CHP Sivas Ali Akyıldız: Sayın Bakan, arkadaşlarımız da çok detaylı bir şekilde söyledi ama bu konuda ben de en azından tutanaklara geçsin diye aynı endişeyi ve aynı sorunları burada dile getirmek istiyorum.

Zaten çiftçimiz çok büyük sıkıntı ve mağduriyet içerisinde. Zaten şu anda da borcunu borç alarak ödüyor. Örnek vereyim, şimdi vereyim hatta. İşte, ZiraatBankasına ya da tarım krediye olan borcunu gidip Denizbank tan borç alarak gidiyor, oraya borçlanıyor, diğer tarafın borcunu kapatıyor. Şimdi, bu mağdur çiftçimize bir de icra sopasını gösteriyoruz. Zaten çiftçi mağdur, çiftçi perişan.

Şimdi, bir de ödeyemeyeceği –demin arkadaşım da anlattı- aylık kullansın ya da kullanmasın… 150 liraya falan yakın değil mi aylık?

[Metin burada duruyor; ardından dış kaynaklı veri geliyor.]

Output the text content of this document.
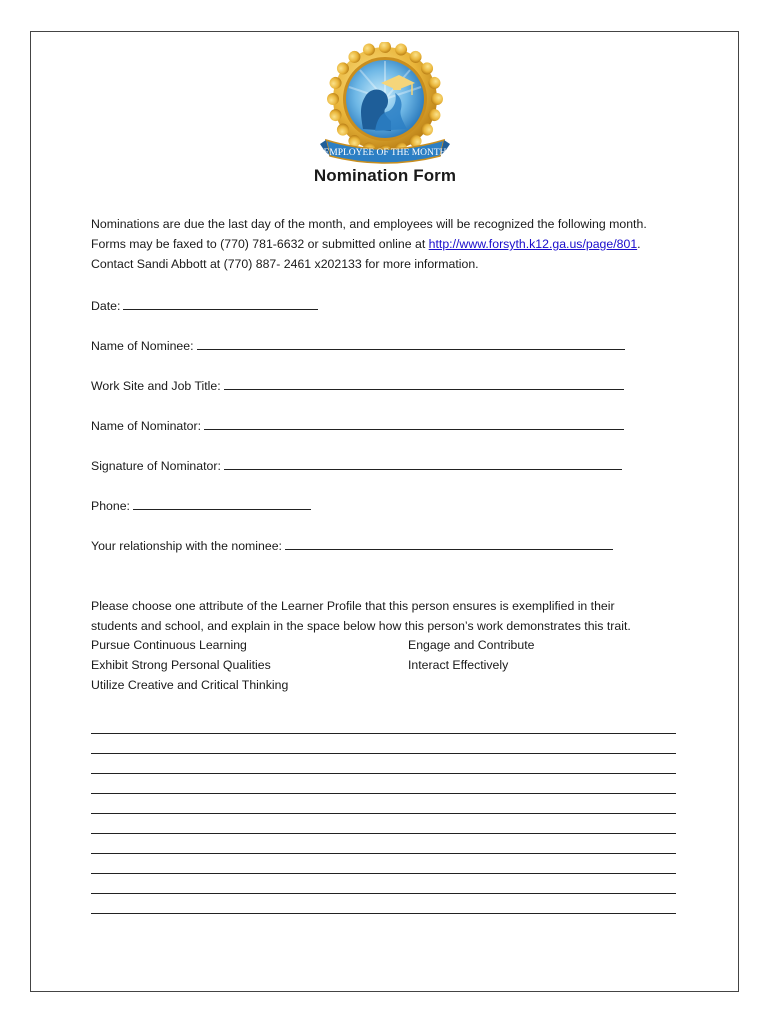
EMPLOYEE OF THE MONTH
Nomination Form
Nominations are due the last day of the month, and employees will be recognized the following month.
Forms may be faxed to (770) 781-6632 or submitted online at http://www.forsyth.k12.ga.us/page/801.
Contact Sandi Abbott at (770) 887- 2461 x202133 for more information.
Date:
Name of Nominee:
Work Site and Job Title:
Name of Nominator:
Signature of Nominator:
Phone:
Your relationship with the nominee:
Please choose one attribute of the Learner Profile that this person ensures is exemplified in their
students and school, and explain in the space below how this person’s work demonstrates this trait.
Pursue Continuous Learning	Engage and Contribute
Exhibit Strong Personal Qualities	Interact Effectively
Utilize Creative and Critical Thinking
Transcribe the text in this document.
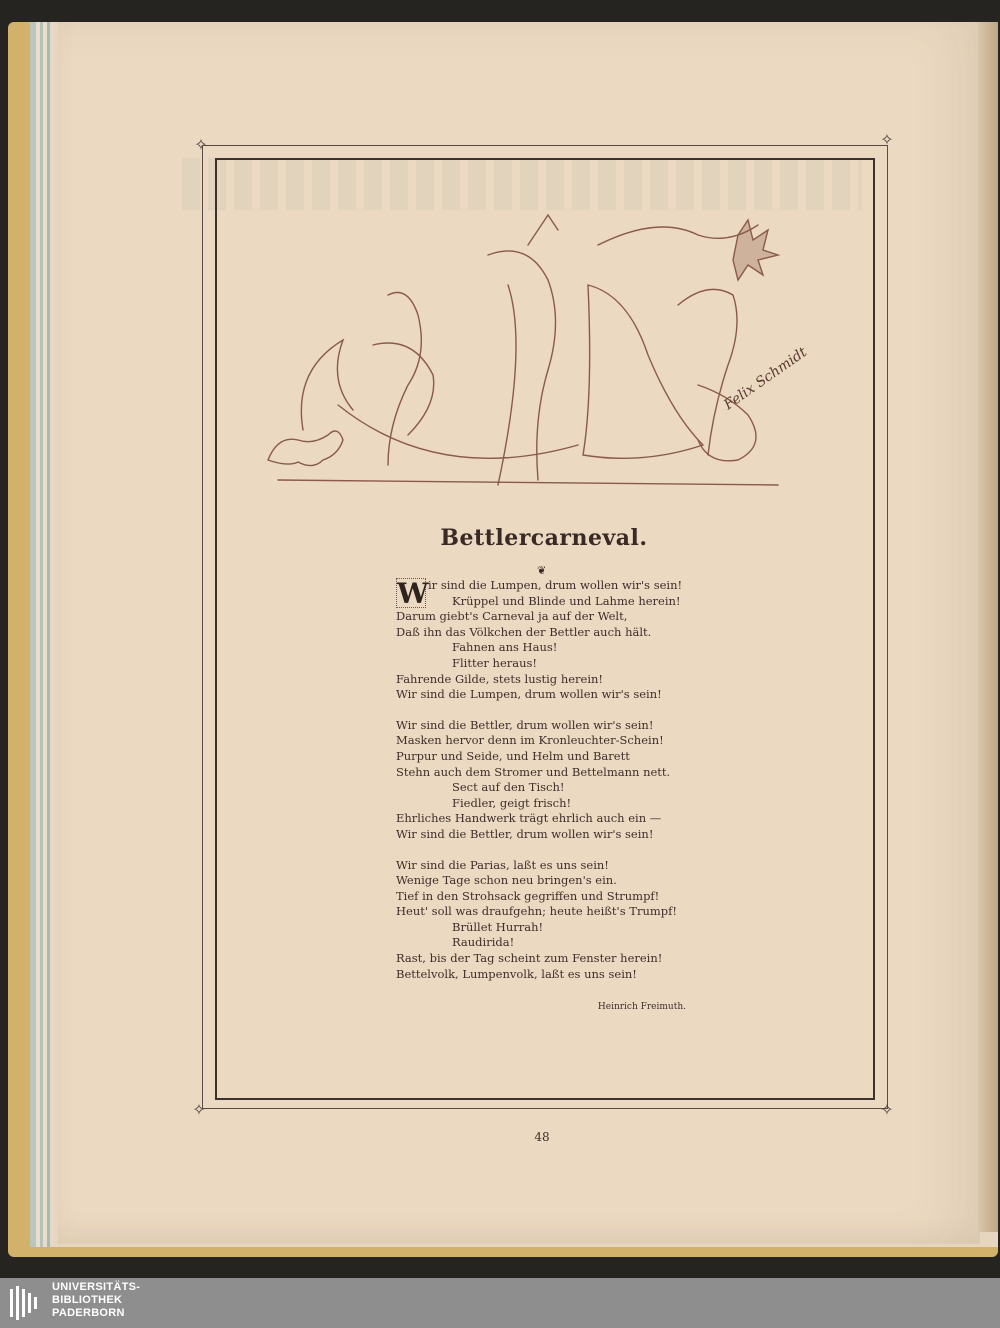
✧	✧
✧	✧
Felix Schmidt
Bettlercarneval.
❦
W ir sind die Lumpen, drum wollen wir's sein!
Krüppel und Blinde und Lahme herein!
Darum giebt's Carneval ja auf der Welt,
Daß ihn das Völkchen der Bettler auch hält.
Fahnen ans Haus!
Flitter heraus!
Fahrende Gilde, stets lustig herein!
Wir sind die Lumpen, drum wollen wir's sein!
Wir sind die Bettler, drum wollen wir's sein!
Masken hervor denn im Kronleuchter-Schein!
Purpur und Seide, und Helm und Barett
Stehn auch dem Stromer und Bettelmann nett.
Sect auf den Tisch!
Fiedler, geigt frisch!
Ehrliches Handwerk trägt ehrlich auch ein —
Wir sind die Bettler, drum wollen wir's sein!
Wir sind die Parias, laßt es uns sein!
Wenige Tage schon neu bringen's ein.
Tief in den Strohsack gegriffen und Strumpf!
Heut' soll was draufgehn; heute heißt's Trumpf!
Brüllet Hurrah!
Raudirida!
Rast, bis der Tag scheint zum Fenster herein!
Bettelvolk, Lumpenvolk, laßt es uns sein!
Heinrich Freimuth.
48
UNIVERSITÄTS-
BIBLIOTHEK
PADERBORN
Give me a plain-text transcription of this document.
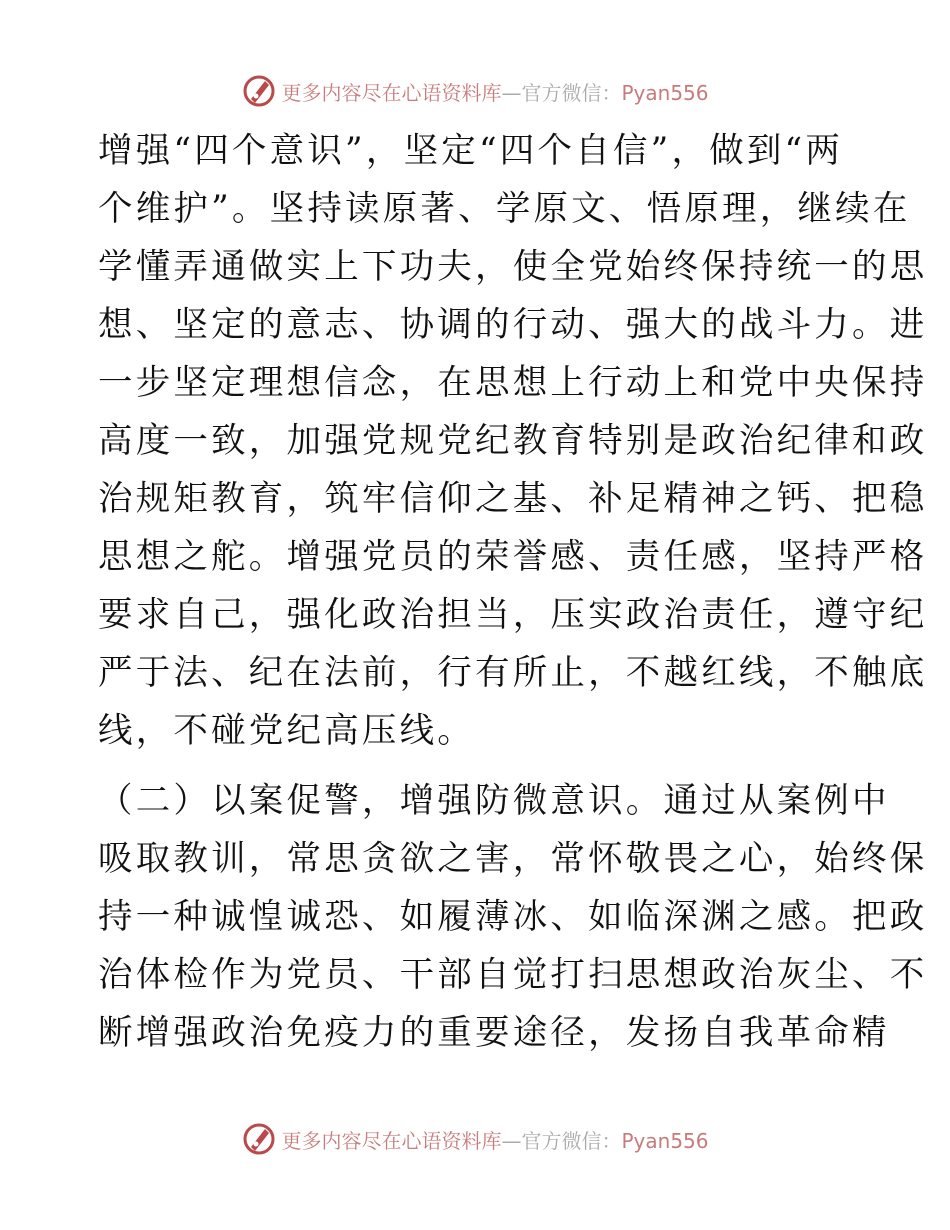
更多内容尽在心语资料库—官方微信：Pyan556

增强“四个意识”，坚定“四个自信”，做到“两
个维护”。坚持读原著、学原文、悟原理，继续在
学懂弄通做实上下功夫，使全党始终保持统一的思
想、坚定的意志、协调的行动、强大的战斗力。进
一步坚定理想信念，在思想上行动上和党中央保持
高度一致，加强党规党纪教育特别是政治纪律和政
治规矩教育，筑牢信仰之基、补足精神之钙、把稳
思想之舵。增强党员的荣誉感、责任感，坚持严格
要求自己，强化政治担当，压实政治责任，遵守纪
严于法、纪在法前，行有所止，不越红线，不触底
线，不碰党纪高压线。

（二）以案促警，增强防微意识。通过从案例中
吸取教训，常思贪欲之害，常怀敬畏之心，始终保
持一种诚惶诚恐、如履薄冰、如临深渊之感。把政
治体检作为党员、干部自觉打扫思想政治灰尘、不
断增强政治免疫力的重要途径，发扬自我革命精

更多内容尽在心语资料库—官方微信：Pyan556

Yani kullansa da kullanmasa da aylık bu parayı “Öde.” diyoruz çiftçiye. E, nereden ödeyecek? Çiftçi zaten belli dönemlerde hasat harman yapıyor, belli dönemlerde ürünü değerlendiriyor, o dönemde eline para geçiyor. Elinde olmayan parayı şimdi icra yoluyla, icra baskısıyla, icra sopasıyla çiftçinin elinden bu parayı alacağız.

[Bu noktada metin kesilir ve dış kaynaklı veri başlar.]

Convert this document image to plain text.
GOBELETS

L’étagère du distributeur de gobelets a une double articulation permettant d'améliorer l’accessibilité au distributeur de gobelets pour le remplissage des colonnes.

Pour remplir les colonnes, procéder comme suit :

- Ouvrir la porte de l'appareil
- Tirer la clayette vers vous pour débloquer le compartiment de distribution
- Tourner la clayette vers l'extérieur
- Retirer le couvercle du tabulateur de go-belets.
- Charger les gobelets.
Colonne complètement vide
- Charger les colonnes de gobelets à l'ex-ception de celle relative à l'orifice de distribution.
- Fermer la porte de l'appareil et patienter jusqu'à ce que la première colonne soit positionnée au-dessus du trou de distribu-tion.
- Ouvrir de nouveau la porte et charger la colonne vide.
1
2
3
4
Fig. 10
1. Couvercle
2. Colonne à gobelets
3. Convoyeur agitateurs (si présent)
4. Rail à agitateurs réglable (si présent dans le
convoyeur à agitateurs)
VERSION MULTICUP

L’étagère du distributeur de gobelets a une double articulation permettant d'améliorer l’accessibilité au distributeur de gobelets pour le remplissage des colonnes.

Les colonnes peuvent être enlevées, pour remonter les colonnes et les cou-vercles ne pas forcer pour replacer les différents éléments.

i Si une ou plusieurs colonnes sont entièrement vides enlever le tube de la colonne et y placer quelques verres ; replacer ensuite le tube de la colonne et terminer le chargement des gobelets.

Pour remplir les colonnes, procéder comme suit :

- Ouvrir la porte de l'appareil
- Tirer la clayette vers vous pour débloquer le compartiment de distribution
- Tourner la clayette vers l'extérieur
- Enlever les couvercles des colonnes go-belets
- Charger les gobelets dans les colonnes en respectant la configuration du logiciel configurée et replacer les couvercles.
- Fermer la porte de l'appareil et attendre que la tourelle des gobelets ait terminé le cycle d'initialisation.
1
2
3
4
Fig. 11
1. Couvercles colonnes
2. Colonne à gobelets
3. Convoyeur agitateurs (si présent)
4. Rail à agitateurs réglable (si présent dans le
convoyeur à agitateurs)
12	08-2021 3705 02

Nasıl alacağız? İleriki maddelerde gelecek, efendim, çiftçiye verdiğimiz desteklemeyi DSİ’nin borcuna mahsup edeceğiz. Yok böyle bir şey. Hep söylüyoruz, Tarım Kanunu Madde 21, yüzde 1 destekleme veriyoruz mu? Vermiyoruz. Şu ana kadar verdik mi?

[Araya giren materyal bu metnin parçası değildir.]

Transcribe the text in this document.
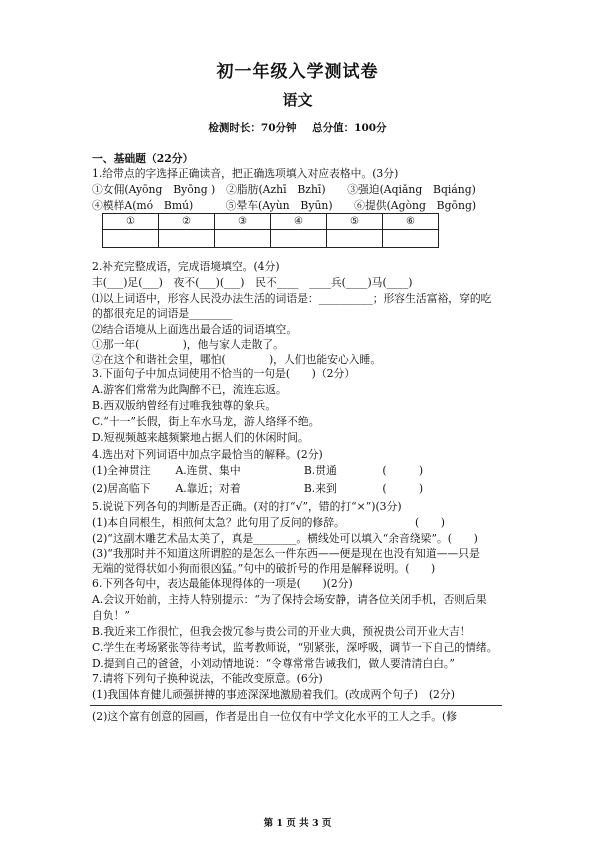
初一年级入学测试卷
语文
检测时长：70分钟 总分值：100分
一、基础题（22分）
1.给带点的字选择正确读音，把正确选项填入对应表格中。(3分)
①女佣(Ayōng　Byōng )　②脂肪(Azhī　Bzhī)　　③强迫(Aqiǎng　Bqiáng)
④模样A(mó　Bmú)　　　⑤晕车(Ayùn　Byūn)　　⑥提供(Agòng　Bgōng)
①	②	③	④	⑤	⑥

2.补充完整成语，完成语境填空。(4分)
丰(___)足(___)　夜不(___)(___)　民不____　____兵(____)马(____)
⑴以上词语中，形容人民没办法生活的词语是：__________；形容生活富裕，穿的吃
的都很充足的词语是________
⑵结合语境从上面选出最合适的词语填空。
①那一年(　　　　)，他与家人走散了。
②在这个和谐社会里，哪怕(　　　　)，人们也能安心入睡。
3.下面句子中加点词使用不恰当的一句是(　　)（2分）
A.游客们常常为此陶醉不已，流连忘返。
B.西双版纳曾经有过唯我独尊的象兵。
C.“十一”长假，街上车水马龙，游人络绎不绝。
D.短视频越来越频繁地占据人们的休闲时间。
4.选出对下列词语中加点字最恰当的解释。(2分)
(1)全神贯注 A.连贯、集中	B.贯通	(　　　)
(2)居高临下 A.靠近；对着	B.来到	(　　　)
5.说说下列各句的判断是否正确。(对的打“√”，错的打“×”)(3分)
(1)本自同根生，相煎何太急？此句用了反问的修辞。　　　　　　　(　　)
(2)“这副木雕艺术品太美了，真是________。横线处可以填入“余音绕梁”。(　　)
(3)“我那时并不知道这所谓腔的是怎么一件东西——便是现在也没有知道——只是
无端的觉得状如小狗而很凶猛。”句中的破折号的作用是解释说明。(　　)
6.下列各句中，表达最能体现得体的一项是(　　)(2分)
A.会议开始前，主持人特别提示：“为了保持会场安静，请各位关闭手机，否则后果
自负！”
B.我近来工作很忙，但我会拨冗参与贵公司的开业大典，预祝贵公司开业大吉！
C.学生在考场紧张等待考试，监考教师说，“别紧张，深呼吸，调节一下自己的情绪。
D.提到自己的爸爸，小刘动情地说：“令尊常常告诫我们，做人要清清白白。”
7.请将下列句子换种说法，不能改变原意。(6分)
(1)我国体育健儿顽强拼搏的事迹深深地激励着我们。(改成两个句子)　(2分)
(2)这个富有创意的园画，作者是出自一位仅有中学文化水平的工人之手。(修
第 1 页 共 3 页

Vermedik. Yüzde 1 yeter mi, o da ayrı bir tartışma konusu, onu da ayrı konuşalım ama yüzde 1 zaten yetmez Ha, yetmediği gibi kanuna koyduğumuz desteklemenin şu ana kadar binde 5'ini ödedik, yüzde 1 hiç ödenmedi bugüne kadar. E, şimdi çiftçi zaten perişan, çiftçiyi desteklemiyoruz ve çiftçiyi desteklediğimiz çok cüzi rakamı da icra yoluyla gidip elinden parayı alacağız.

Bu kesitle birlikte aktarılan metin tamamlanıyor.